Wat is een artrometer?

Artsen of fysiotherapeuten gebruiken over het algemeen een arthrometer, ook wel een goniometer genoemd, als een orthopedisch diagnostisch hulpmiddel voor het meten van bewegingsbereik in gewrichten. Fabrikanten maken elk apparaat om de flexibiliteit en stijfheid van ligamenten in een bepaald gewricht te meten. Artrometers kunnen worden vervaardigd voor schouder-, wervel- of enkelgewrichten, maar de meeste worden gebruikt om problemen in kniebanden te beoordelen. Sensoren op het apparaat registreren gewrichtsbeweging en geven de informatie meestal door aan een verbonden grafiek, waardoor tijdens de beoordeling een visuele en hardcopy weergave van gewrichtsarticulatie wordt verkregen.

Zorgverleners kunnen een arthrometer gebruiken voor initiële en postoperatieve beoordelingen van een knieblessure aan de voorste kruisband. De patiënt ligt meestal op een tafel met een gedempte steun onder zijn benen. De steun houdt het been in juiste uitlijning en zorgt voor de benodigde hoeveelheid kniebuiging, die typisch 20 tot 35 graden is. De arthrometer wordt langs de bovenkant van het been geplaatst, van de knie tot het scheenbeen, en wordt op zijn plaats gehouden met klittenband.

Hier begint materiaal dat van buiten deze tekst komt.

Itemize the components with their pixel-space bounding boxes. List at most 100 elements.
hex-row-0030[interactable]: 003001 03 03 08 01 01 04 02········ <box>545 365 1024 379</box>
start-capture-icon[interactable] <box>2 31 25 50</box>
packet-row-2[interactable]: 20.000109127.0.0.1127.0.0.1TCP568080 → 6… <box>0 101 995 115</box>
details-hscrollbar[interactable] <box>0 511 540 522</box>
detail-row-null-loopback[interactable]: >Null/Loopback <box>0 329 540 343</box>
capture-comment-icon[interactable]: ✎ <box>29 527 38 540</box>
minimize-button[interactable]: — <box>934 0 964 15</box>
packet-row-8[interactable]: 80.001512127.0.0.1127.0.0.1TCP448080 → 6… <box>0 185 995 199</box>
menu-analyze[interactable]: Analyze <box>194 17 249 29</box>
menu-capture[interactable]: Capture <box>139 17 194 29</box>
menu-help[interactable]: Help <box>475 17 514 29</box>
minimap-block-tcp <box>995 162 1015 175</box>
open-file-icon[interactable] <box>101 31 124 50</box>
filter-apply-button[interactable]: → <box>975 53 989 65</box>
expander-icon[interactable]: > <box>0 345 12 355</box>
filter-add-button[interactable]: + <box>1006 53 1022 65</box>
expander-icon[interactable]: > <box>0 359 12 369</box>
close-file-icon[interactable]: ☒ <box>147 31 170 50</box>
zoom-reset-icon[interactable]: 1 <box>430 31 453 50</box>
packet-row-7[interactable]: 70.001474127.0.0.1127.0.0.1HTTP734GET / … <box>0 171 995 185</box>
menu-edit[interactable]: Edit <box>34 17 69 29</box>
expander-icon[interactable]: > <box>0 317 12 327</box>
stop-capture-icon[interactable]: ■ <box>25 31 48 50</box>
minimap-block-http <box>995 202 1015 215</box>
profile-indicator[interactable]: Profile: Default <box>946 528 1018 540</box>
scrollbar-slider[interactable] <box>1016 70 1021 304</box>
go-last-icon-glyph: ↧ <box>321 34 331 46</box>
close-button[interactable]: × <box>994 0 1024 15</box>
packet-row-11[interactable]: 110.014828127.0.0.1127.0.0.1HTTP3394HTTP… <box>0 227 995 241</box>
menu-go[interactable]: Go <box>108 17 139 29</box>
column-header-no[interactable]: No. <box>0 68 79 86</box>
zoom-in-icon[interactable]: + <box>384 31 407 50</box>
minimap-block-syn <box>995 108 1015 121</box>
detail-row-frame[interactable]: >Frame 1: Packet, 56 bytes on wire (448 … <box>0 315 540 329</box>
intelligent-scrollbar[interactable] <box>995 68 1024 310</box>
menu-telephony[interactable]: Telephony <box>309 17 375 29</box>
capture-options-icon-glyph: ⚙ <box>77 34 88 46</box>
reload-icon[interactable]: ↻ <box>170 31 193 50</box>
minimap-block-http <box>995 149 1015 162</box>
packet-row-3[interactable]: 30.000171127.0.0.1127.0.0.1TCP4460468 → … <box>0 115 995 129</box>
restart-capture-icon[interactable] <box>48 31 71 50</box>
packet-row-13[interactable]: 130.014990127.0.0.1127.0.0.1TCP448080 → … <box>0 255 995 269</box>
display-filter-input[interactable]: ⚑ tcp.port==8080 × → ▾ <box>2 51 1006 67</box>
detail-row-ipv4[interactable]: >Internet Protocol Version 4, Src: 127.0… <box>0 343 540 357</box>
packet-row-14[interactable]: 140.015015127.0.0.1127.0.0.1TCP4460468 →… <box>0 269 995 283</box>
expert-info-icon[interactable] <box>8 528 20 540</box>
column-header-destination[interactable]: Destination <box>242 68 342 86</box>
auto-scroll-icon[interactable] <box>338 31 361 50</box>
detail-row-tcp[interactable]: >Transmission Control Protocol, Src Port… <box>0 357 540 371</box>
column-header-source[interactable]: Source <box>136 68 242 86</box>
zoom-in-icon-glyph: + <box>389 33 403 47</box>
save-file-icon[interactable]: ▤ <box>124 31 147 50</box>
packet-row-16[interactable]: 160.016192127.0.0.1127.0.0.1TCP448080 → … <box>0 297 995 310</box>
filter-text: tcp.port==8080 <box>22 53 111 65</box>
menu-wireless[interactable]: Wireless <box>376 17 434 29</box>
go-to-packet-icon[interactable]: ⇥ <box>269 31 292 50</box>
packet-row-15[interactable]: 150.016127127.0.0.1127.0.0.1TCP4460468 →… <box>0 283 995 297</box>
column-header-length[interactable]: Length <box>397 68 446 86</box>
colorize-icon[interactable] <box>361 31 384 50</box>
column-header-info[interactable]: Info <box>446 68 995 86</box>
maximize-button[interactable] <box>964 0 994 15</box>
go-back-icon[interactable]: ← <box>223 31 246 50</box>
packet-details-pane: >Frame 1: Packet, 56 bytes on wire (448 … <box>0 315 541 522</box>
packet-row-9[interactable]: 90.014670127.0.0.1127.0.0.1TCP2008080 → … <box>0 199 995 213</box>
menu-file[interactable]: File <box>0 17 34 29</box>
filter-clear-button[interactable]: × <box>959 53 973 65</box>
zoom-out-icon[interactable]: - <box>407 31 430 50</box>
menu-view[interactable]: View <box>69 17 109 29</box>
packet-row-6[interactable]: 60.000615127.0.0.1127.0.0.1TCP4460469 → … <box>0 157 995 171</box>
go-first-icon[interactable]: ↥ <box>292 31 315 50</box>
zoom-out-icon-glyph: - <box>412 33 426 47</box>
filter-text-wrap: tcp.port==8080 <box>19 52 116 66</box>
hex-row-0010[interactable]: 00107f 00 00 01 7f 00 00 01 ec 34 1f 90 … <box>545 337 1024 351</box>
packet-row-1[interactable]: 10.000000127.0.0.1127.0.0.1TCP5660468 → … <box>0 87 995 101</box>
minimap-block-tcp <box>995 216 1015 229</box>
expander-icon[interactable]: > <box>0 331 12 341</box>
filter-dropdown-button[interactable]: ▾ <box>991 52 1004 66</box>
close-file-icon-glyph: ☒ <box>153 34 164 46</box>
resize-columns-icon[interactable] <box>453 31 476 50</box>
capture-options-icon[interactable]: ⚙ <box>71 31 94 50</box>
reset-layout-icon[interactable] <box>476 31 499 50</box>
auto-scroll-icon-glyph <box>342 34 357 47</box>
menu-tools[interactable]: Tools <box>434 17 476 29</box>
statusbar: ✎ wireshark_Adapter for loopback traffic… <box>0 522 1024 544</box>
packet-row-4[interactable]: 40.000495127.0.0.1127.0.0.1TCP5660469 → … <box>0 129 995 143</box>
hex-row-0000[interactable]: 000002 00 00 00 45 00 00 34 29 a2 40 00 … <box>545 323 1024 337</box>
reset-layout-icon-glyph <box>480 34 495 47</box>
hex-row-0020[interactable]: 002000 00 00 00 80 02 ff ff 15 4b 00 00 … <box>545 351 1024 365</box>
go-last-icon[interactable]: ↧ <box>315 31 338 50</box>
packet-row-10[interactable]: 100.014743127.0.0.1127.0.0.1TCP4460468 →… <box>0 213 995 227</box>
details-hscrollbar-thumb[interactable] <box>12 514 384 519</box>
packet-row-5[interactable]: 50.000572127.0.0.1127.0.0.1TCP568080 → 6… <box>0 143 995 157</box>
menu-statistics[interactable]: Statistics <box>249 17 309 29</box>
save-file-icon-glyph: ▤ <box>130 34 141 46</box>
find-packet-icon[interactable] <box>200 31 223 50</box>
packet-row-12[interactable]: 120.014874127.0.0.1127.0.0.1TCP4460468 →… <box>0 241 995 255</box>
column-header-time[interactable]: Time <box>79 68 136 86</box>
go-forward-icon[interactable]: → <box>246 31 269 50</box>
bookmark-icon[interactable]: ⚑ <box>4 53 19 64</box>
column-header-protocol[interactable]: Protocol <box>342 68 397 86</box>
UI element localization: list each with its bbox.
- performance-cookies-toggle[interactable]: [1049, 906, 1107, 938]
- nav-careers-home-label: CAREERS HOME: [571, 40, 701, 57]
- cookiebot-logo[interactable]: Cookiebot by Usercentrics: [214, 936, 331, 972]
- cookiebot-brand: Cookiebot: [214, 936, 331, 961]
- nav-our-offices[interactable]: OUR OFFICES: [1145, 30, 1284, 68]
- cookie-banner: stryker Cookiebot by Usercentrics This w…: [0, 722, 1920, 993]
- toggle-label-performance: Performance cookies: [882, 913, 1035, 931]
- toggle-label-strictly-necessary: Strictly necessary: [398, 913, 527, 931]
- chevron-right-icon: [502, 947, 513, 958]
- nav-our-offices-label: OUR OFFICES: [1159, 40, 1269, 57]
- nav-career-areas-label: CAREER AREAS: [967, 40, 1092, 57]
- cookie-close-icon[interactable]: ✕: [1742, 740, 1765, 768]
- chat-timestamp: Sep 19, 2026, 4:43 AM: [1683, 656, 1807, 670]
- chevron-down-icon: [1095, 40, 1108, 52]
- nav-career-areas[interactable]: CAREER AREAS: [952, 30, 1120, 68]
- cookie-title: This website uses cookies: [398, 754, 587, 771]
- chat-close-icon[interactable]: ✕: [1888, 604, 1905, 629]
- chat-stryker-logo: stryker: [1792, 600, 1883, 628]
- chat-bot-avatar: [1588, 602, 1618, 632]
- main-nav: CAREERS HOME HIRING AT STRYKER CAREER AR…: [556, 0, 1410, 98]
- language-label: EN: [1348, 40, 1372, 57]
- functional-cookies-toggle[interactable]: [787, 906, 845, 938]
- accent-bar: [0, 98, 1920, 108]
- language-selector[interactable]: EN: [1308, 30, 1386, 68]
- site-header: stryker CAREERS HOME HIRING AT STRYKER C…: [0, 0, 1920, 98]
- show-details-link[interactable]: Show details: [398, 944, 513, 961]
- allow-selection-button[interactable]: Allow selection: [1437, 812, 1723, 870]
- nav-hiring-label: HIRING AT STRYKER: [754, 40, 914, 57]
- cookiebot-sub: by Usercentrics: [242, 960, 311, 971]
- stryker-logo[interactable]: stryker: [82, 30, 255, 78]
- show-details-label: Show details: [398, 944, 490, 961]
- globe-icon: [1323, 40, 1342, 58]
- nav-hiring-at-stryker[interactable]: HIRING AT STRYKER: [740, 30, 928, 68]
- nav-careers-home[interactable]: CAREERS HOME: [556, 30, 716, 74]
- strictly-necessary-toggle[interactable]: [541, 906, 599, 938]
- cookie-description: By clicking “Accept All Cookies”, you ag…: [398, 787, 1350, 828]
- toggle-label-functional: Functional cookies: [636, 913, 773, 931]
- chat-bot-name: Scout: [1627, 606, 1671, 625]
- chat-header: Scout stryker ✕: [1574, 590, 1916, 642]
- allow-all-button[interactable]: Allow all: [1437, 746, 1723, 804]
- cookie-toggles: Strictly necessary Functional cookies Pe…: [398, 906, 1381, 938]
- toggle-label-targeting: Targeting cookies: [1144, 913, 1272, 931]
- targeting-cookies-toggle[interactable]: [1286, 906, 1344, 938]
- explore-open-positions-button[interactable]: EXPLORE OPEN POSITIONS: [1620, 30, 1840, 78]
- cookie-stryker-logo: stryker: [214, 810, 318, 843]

Een knie-artrometer heeft meestal twee sensoren. De ene staat in contact met de patella of knieschijf en de andere ligt op het scheenbeen of het scheenbeen. Een krachthandgreep maakt het mogelijk 15, 20 of 30 pond constante druk uit te oefenen onder de knie tijdens het proces van het beoordelen van de stabiliteit. Met verschillende hoeveelheden druk kan het onderste deel van het been worden verplaatst of kan de patiënt het zelf optillen, terwijl de knie wordt ondersteund. Dankzij een verschillend bereik van bewegingstests, vaak de ladetest, Lachman's test en de pivot shift genoemd, kan de arts of therapeut een abnormale beweging tussen het scheenbeen en de patella bepalen.

De hoeveelheid beweging die het scheenbeen ervaart weg van of naar de knieschijf bepaalt de hoeveelheid ligamentschade. Een gewonde knie vertoont vaak een grotere mate van beweging dan een niet-gewonde knie. Professionals kunnen het apparaat op beide knieën gebruiken, waarbij de hoeveelheid beweging in het gewonde been wordt vergeleken met die van het niet-gewonde been. Artrometermetingen op geblesseerde knieën vertonen meestal 3 millimeter of meer verplaatsing dan het gezonde gewricht.

Artsen kunnen ervoor kiezen om een ​​arthrometer te gebruiken voor initiële diagnostische doeleinden, omdat patiënten over het algemeen weinig of geen kniepijn ervaren met het apparaat in vergelijking met het ongemak veroorzaakt door conventionele handmatige manipulatie. Een artrometer kan ook worden gebruikt tijdens fysiotherapie om de voortgang te bewaken. De nauwkeurigheid van het instrument hangt grotendeels af van de training en ervaring van het individu dat het gebruikt. Onjuiste plaatsing kan het sensorcontact beïnvloeden en kan onjuiste metingen opleveren.

ANDERE TALEN

heeft dit artikel jou geholpen? bedankt voor de feedback bedankt voor de feedback

Hoe kunnen we helpen? Hoe kunnen we helpen?